Execution Unit Components Documentation

The processor’s execute stage uses lightweight combinational blocks to compute arithmetic results, logical operations, memory addresses, and branch conditions. The following two modules implement the core ALU functionality and the equality comparator required for conditional branching.


1. arithmetic_logic_unit

1.1 Purpose

The arithmetic_logic_unit module implements the primary combinational ALU for the superscalar pipeline.

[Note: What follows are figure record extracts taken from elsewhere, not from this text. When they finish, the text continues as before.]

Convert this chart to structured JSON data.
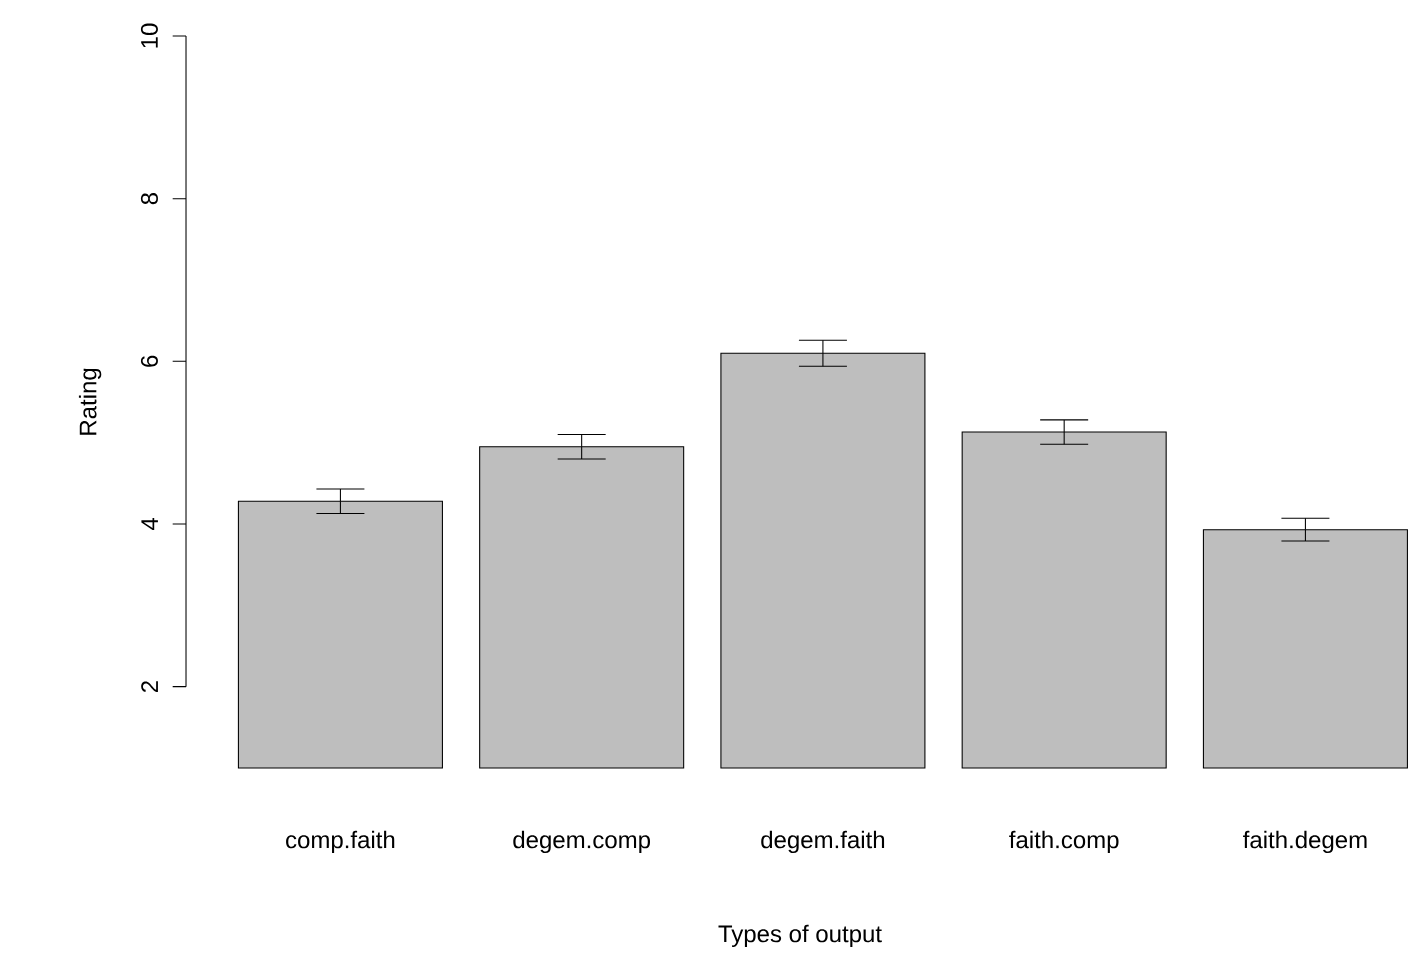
{
  "chart_data": {
    "type": "bar",
    "xlabel": "Types of output",
    "ylabel": "Rating",
    "categories": [
      "comp.faith",
      "degem.comp",
      "degem.faith",
      "faith.comp",
      "faith.degem"
    ],
    "values": [
      4.28,
      4.95,
      6.1,
      5.13,
      3.93
    ],
    "errors": [
      0.15,
      0.15,
      0.16,
      0.15,
      0.14
    ],
    "color": "#bebebe",
    "ylim": [
      1,
      10
    ],
    "yticks": [
      2,
      4,
      6,
      8,
      10
    ]
  }
}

It consumes:

  • ALU opcode (op)
  • Two 16-bit operands (alu1, alu2)

and produces a 16-bit result (bus).

1.2 Supported Operations

The ALU implements a minimal RiSC-16–derived instruction set:

Operation Opcode Function
ADD 3'd0 alu1 + alu2 (16-bit addition)
NAND 3'd2 Bitwise ~(alu1 & alu2)
Default otherwise Pass-through of alu2

The default pass-through is used for operations where the ALU is not required to transform the input (e.g., load/store address pass-through, LUI, register moves).

This design keeps the ALU fast and minimal.

1.3 Behavioral Definition

Pseudocode representation:

switch(op):
    case ADD:
        bus = alu1 + alu2
    case NAND:
        bus = ~(alu1 & alu2)
    default:
        bus = alu2

1.4 Architectural Role

The ALU output feeds:

  • EX/MEM pipeline register (EXMEM_ALUout__out)
  • Forwarding network for EX→EX and MEM→EX bypass
  • Branch comparison logic (indirectly)

Because the design is in-order and relies on forwarding instead of dynamic scheduling, ALU latency is one cycle, strictly combinational.


2. not_equivalent

2.1 Purpose

not_equivalent is the branch comparator used to implement the BNE (branch-if-not-equal) instruction in the EX stage.

It tests whether two 16-bit operands differ at any bit position.

The output is a 1-bit boolean:

  • 1 if operands are not equal
  • 0 if operands are equal

2.2 Implementation Details

The module computes:

out = OR over i = 0..15 of (alu1[i] XOR alu2[i])

This is written as a deeply nested expression, but functionally equivalent to:

Pseudocode:

out = (alu1 != alu2)

or explicitly:

out = |(alu1 ^ alu2)

where | is the reduction OR operator and ^ is bitwise XOR.

2.3 Architectural Role

This comparator executes in the EX stage to determine branch direction:

if (opcode == BNE):
    branch_taken = (alu1 != alu2)

The branch resolution logic then triggers squash signals for:

  • Current slot (EX stage)
  • Future slots (IF/ID stage)
  • Opposite lane (slot 1 squashed if slot 0 branch is taken)

Thus, not_equivalent is critical in maintaining precise control-flow semantics in a dual-issue pipeline.


3. Integration in EX Stage

Both modules feed into the EX stage data path:

             +----------------------------+
 alu1 -----> |                            |
             |     arithmetic_logic_unit  | ---> ALU result
 alu2 -----> |                            |
             +----------------------------+

             +----------------------------+
 alu1 -----> |        not_equivalent      | ---> branch_ne_flag
 alu2 -----> +----------------------------+

The ALU result is passed to:

  • EXMEM pipeline register
  • Forwarding muxes

The comparator result is passed to:

  • Branch logic
  • Squash logic
  • PC-select module

4. Summary

Module Function Width Pipeline Stage
arithmetic_logic_unit ADD, NAND, pass-through 16-bit EX
not_equivalent Inequality comparator 1-bit EX

These two small combinational units form the core computational primitives for the superscalar processor’s execution engine.